Grayson Murray 'passed away" in May, 2024. He was a 30 year old male, who had struggled with mental and personal issues for most of his adult life. He was recently engaged to be married, and had just reached an apex in his professional career.
As a young and gifted golfer, starting when he was 8 years old, he won three straight junior division World titles in San Diego. Over the next decade he accomplished many levels of success: a high school state champion in Raleigh North Caroline, later playing for Wake Forrest, Arizona State and East Carolina University. In 2016, at just 22, he joined the Korn Ferry Tour on a sponsors exemption. He ended that year No. 2 on the tour's money list, giving him a chance to play with the big boys on the PGA Tour.
In 2017 he won the Barbasol Championship, then went into a tailspin. He later admitted he was struggling with depression and alcohol abuse. After undergoing counseling and going straight he won the Sony Open in Hawaii in 2023.
During his post tournament press conference, he spoke about his struggles: “My parents have been through hell and back basically for the last six years with me fighting some mental stuff. It’s not easy on me and the people around me that love me.”
He was vocal about how everything was going well, his game, his rehab, his plans to start a family. Then, after a good start on Thursday May 23rd 2024, at the Charles Schwab Challenge in Fort Worth, Texas, he faltered on Friday. He told his playing partner he was ill, and suddenly withdrew on the 16th hole.

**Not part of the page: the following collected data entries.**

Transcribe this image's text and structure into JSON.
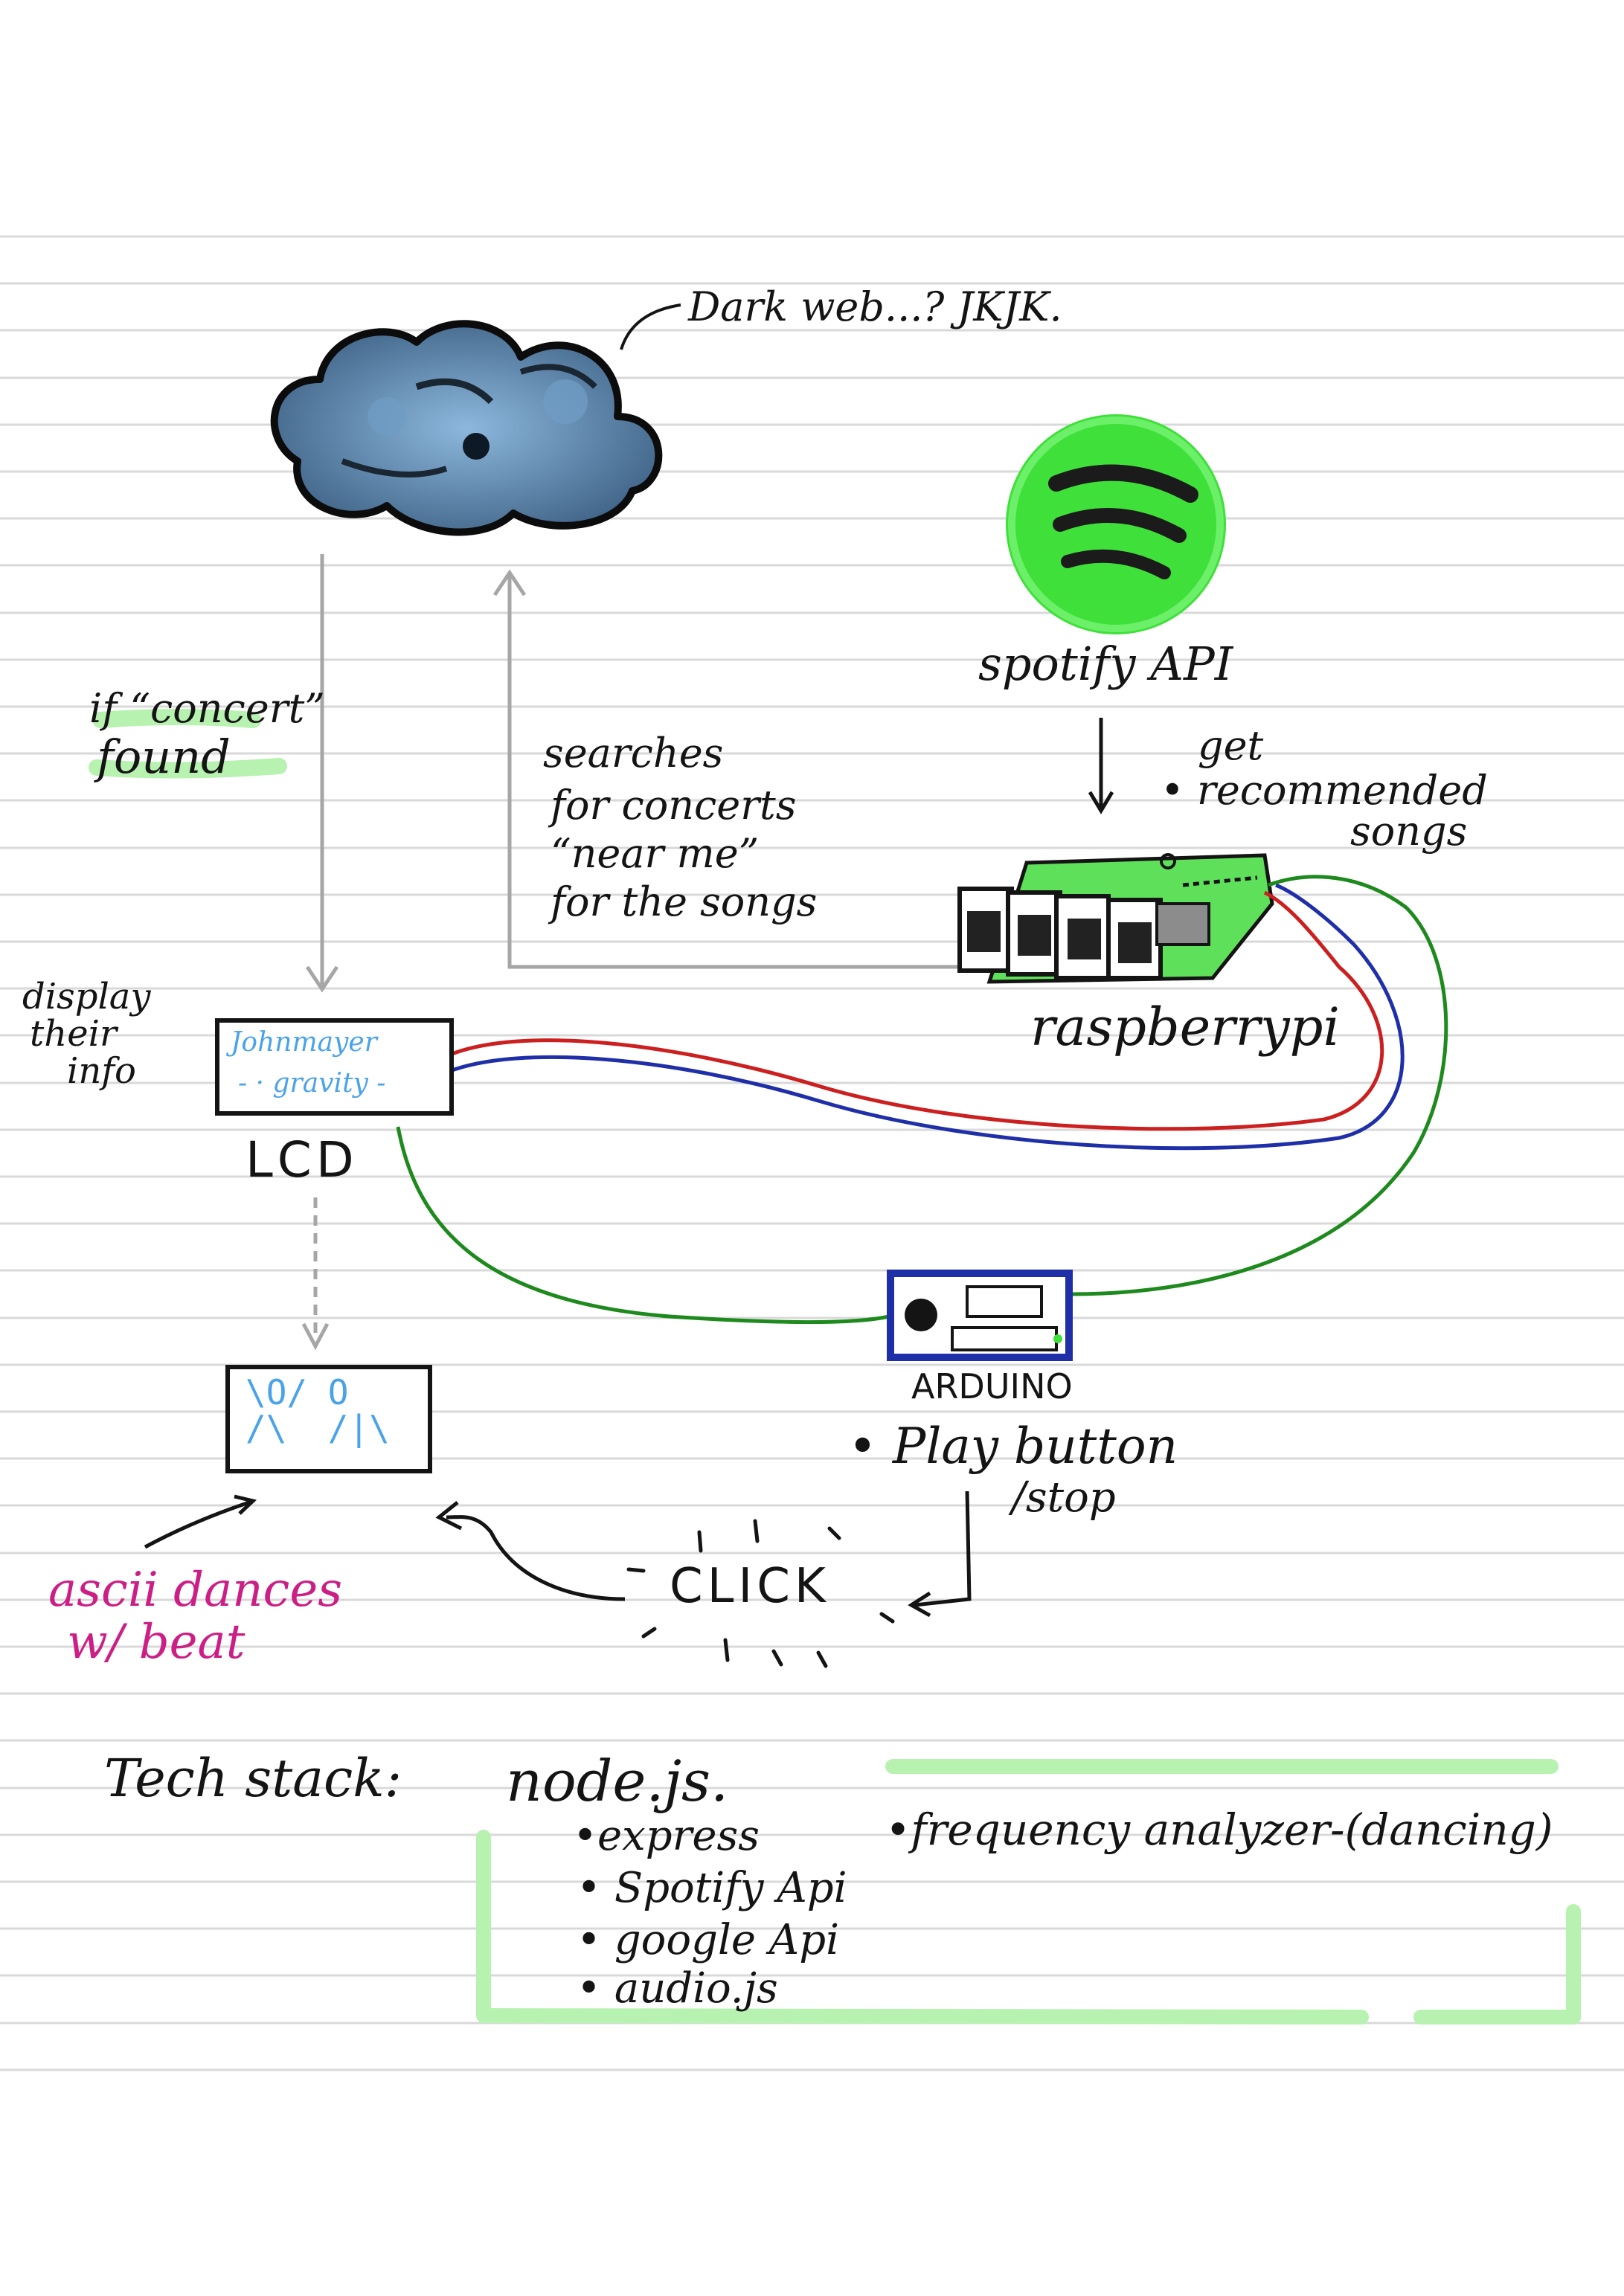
{
  "notes": {
    "cloud_caption": "Dark web...? JKJK.",
    "spotify_caption": "spotify API",
    "get_recommended": [
      "get",
      "• recommended",
      "songs"
    ],
    "concert_found": [
      "if “concert”",
      "found"
    ],
    "searches": [
      "searches",
      "for concerts",
      "“near me”",
      "for the songs"
    ],
    "raspberry_label": "raspberrypi",
    "display_info": [
      "display",
      "their",
      "info"
    ],
    "lcd_screen": [
      "Johnmayer",
      "- · gravity -"
    ],
    "lcd_label": "LCD",
    "ascii_figures": "\\O/ O\n/\\  /|\\",
    "arduino_label": "ARDUINO",
    "play_button": [
      "• Play button",
      "/stop"
    ],
    "click": "CLICK",
    "ascii_dances": [
      "ascii dances",
      "w/ beat"
    ],
    "tech_stack_label": "Tech stack:",
    "tech_stack_main": "node.js.",
    "tech_stack_items": [
      "•express",
      "• Spotify Api",
      "• google Api",
      "• audio.js"
    ],
    "frequency_analyzer": "•frequency analyzer-(dancing)"
  },
  "colors": {
    "ink": "#141414",
    "rule_lines": "#d9d9d9",
    "highlight_green": "#a8f0a0",
    "spotify_green": "#3fe03a",
    "cloud_blue": "#4f7da6",
    "wire_red": "#cc1f1f",
    "wire_blue": "#1f2fa8",
    "wire_green": "#1e8a1e",
    "pi_green": "#5fe05a",
    "lcd_text_blue": "#4aa3e8",
    "magenta": "#cc1f86",
    "arrow_gray": "#a6a6a6"
  },
  "icons": [
    "cloud-icon",
    "spotify-logo-icon",
    "raspberry-pi-board-icon",
    "arduino-board-icon",
    "lcd-display-icon",
    "ascii-dance-screen-icon"
  ]
}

He was found dead the next morning at his home in Jupiter Florida. An apparent suicide by car exhaust.
The sheer senselessness is overwhelming. He had spoken with friends about looking forward to playing in his first Open. He was earning good money and obviously playing great golf too. On the surface, he was in complete control of his life.
But apparently that was far from the truth.

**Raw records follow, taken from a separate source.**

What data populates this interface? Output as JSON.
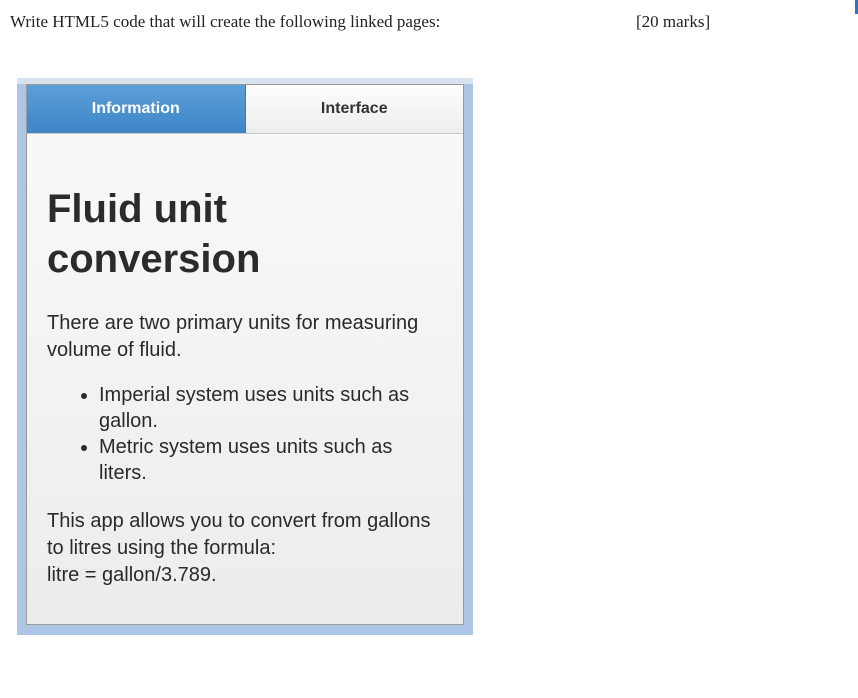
{
  "question": {
    "text": "Write HTML5 code that will create the following linked pages:",
    "marks": "[20 marks]"
  },
  "app": {
    "tabs": [
      {
        "label": "Information",
        "active": true
      },
      {
        "label": "Interface",
        "active": false
      }
    ],
    "title_line1": "Fluid unit",
    "title_line2": "conversion",
    "intro": "There are two primary units for measuring volume of fluid.",
    "bullets": [
      "Imperial system uses units such as gallon.",
      "Metric system uses units such as liters."
    ],
    "formula_line1": "This app allows you to convert from gallons to litres using the formula:",
    "formula_line2": "litre = gallon/3.789."
  },
  "colors": {
    "active_tab": "#4a90d0",
    "frame": "#aec6e6"
  }
}
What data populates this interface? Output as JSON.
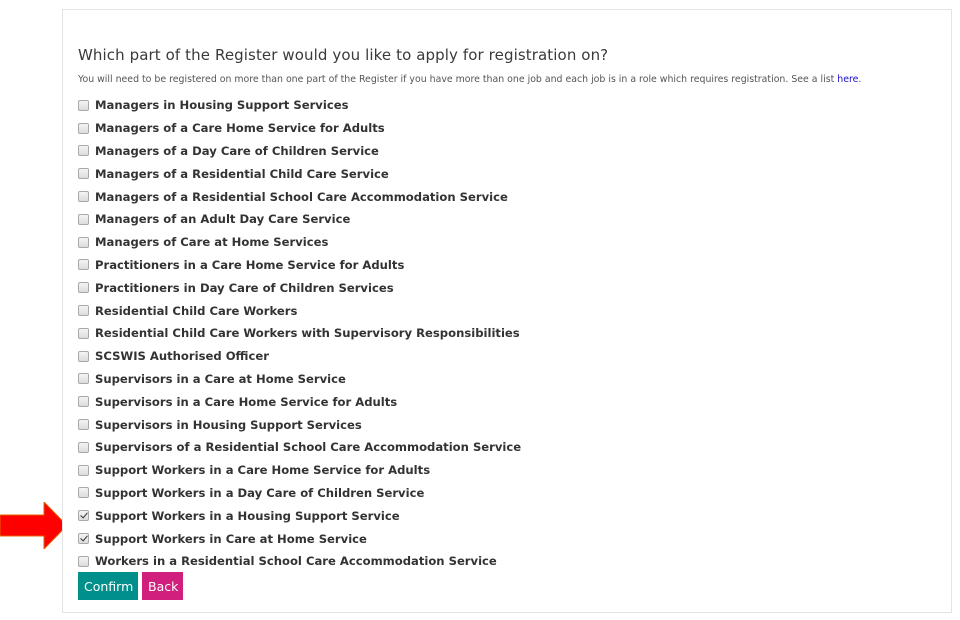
{
  "form": {
    "title": "Which part of the Register would you like to apply for registration on?",
    "subtitle": "You will need to be registered on more than one part of the Register if you have more than one job and each job is in a role which requires registration. See a list ",
    "subtitle_link": "here",
    "subtitle_end": ".",
    "options": [
      {
        "label": "Managers in Housing Support Services",
        "checked": false
      },
      {
        "label": "Managers of a Care Home Service for Adults",
        "checked": false
      },
      {
        "label": "Managers of a Day Care of Children Service",
        "checked": false
      },
      {
        "label": "Managers of a Residential Child Care Service",
        "checked": false
      },
      {
        "label": "Managers of a Residential School Care Accommodation Service",
        "checked": false
      },
      {
        "label": "Managers of an Adult Day Care Service",
        "checked": false
      },
      {
        "label": "Managers of Care at Home Services",
        "checked": false
      },
      {
        "label": "Practitioners in a Care Home Service for Adults",
        "checked": false
      },
      {
        "label": "Practitioners in Day Care of Children Services",
        "checked": false
      },
      {
        "label": "Residential Child Care Workers",
        "checked": false
      },
      {
        "label": "Residential Child Care Workers with Supervisory Responsibilities",
        "checked": false
      },
      {
        "label": "SCSWIS Authorised Officer",
        "checked": false
      },
      {
        "label": "Supervisors in a Care at Home Service",
        "checked": false
      },
      {
        "label": "Supervisors in a Care Home Service for Adults",
        "checked": false
      },
      {
        "label": "Supervisors in Housing Support Services",
        "checked": false
      },
      {
        "label": "Supervisors of a Residential School Care Accommodation Service",
        "checked": false
      },
      {
        "label": "Support Workers in a Care Home Service for Adults",
        "checked": false
      },
      {
        "label": "Support Workers in a Day Care of Children Service",
        "checked": false
      },
      {
        "label": "Support Workers in a Housing Support Service",
        "checked": true
      },
      {
        "label": "Support Workers in Care at Home Service",
        "checked": true
      },
      {
        "label": "Workers in a Residential School Care Accommodation Service",
        "checked": false
      }
    ],
    "confirm_label": "Confirm",
    "back_label": "Back"
  },
  "annotation": {
    "icon": "red-arrow-icon",
    "color": "#ff0000",
    "points_to": "Support Workers in a Housing Support Service"
  },
  "colors": {
    "confirm": "#008f8a",
    "back": "#d01f7d",
    "link": "#1a0dcc"
  }
}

The emotion I felt upon hearing this story mirrors the sadness I have been feeling about the health of our nation. Even though I had no personal relationship with Grayson, his suicide hit me like a ton of bricks. I literally sobbed. Ultimately, I asked myself "Isn't the United States of America undergoing a similar series of challenges?"

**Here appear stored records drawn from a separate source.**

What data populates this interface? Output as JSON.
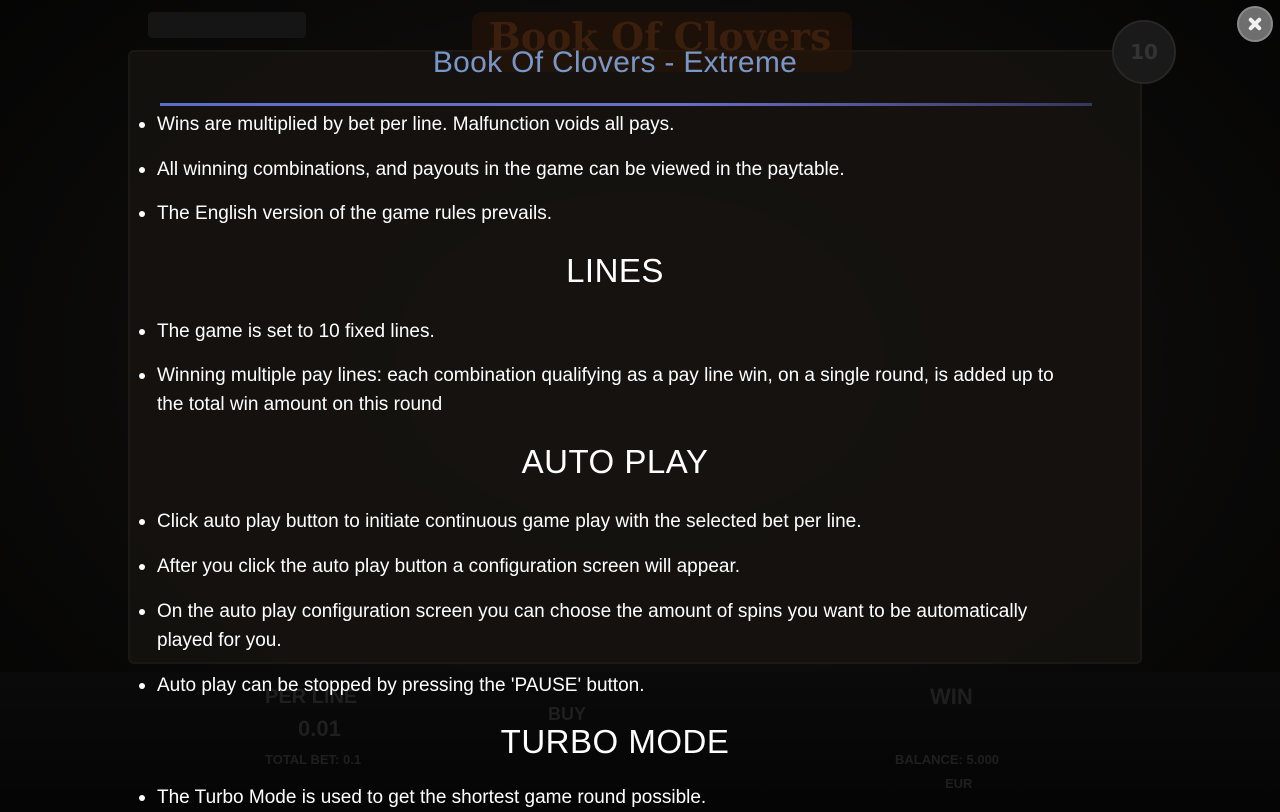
{
  "modal": {
    "title": "Book Of Clovers - Extreme",
    "close_label": "✕"
  },
  "sections": {
    "general": [
      "Wins are multiplied by bet per line. Malfunction voids all pays.",
      "All winning combinations, and payouts in the game can be viewed in the paytable.",
      "The English version of the game rules prevails."
    ],
    "lines_heading": "LINES",
    "lines": [
      "The game is set to 10 fixed lines.",
      "Winning multiple pay lines: each combination qualifying as a pay line win, on a single round, is added up to the total win amount on this round"
    ],
    "autoplay_heading": "AUTO PLAY",
    "autoplay": [
      "Click auto play button to initiate continuous game play with the selected bet per line.",
      "After you click the auto play button a configuration screen will appear.",
      "On the auto play configuration screen you can choose the amount of spins you want to be automatically played for you.",
      "Auto play can be stopped by pressing the 'PAUSE' button."
    ],
    "turbo_heading": "TURBO MODE",
    "turbo": [
      "The Turbo Mode is used to get the shortest game round possible."
    ]
  },
  "background": {
    "logo_text": "Book Of Clovers",
    "badge": "10",
    "bet_label": "PER LINE",
    "bet_value": "0.01",
    "total_bet": "TOTAL BET: 0.1",
    "win_label": "WIN",
    "balance": "BALANCE: 5.000",
    "currency": "EUR",
    "buy_label": "BUY"
  }
}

The acknowledged greatest country on Earth is teetering on the edge of committing suicide, and no one can explain why. Our birth rate is bellow sustainability, we are engaged in a war with The Russian Bear, whether we want to admit it or not. Our schools are over priced and under performing. Our national debt is unsustainable, and the middle class has all but disappeared. Home ownership, once a fixture of the American Dream, is no longer available to most young people. A recent poll indicates that 61% of Americans would not volunteer to defend our nation were it to be attacked.
After World War II, America was the envy of the world. We established hundreds of military bases touching every continent. U.S. corporations dominated the trade markets. The middle class was booming. But that enormous power has led to a widespread and sinister sense of complacency and entitlement seeping into our cultural psyche. Many Americans are depressed over our heritage, economic struggles, relationship conflicts, gender and racial identity, drug and alcohol abuse and job insecurities.
We celebrate our progressive thinking, diversity and inclusion while simultaneously practicing regressive tribalism.
America is in denial. What sometimes appears to be healthy and vibrant is far from it. The level of self doubt among Americans is so high, our cultural underpinnings so unbalanced, that it may be more appealing to many citizens to just write off the whole concept of Americanism. To come to the same conclusion young Grayson Murray came to. It would be a lot easier to go into the garage, attach a hose to the exhaust pipe, put the other end in the window, slip a CD into the player, tilt the seat back and play Van Morrison's "Into The Mystic".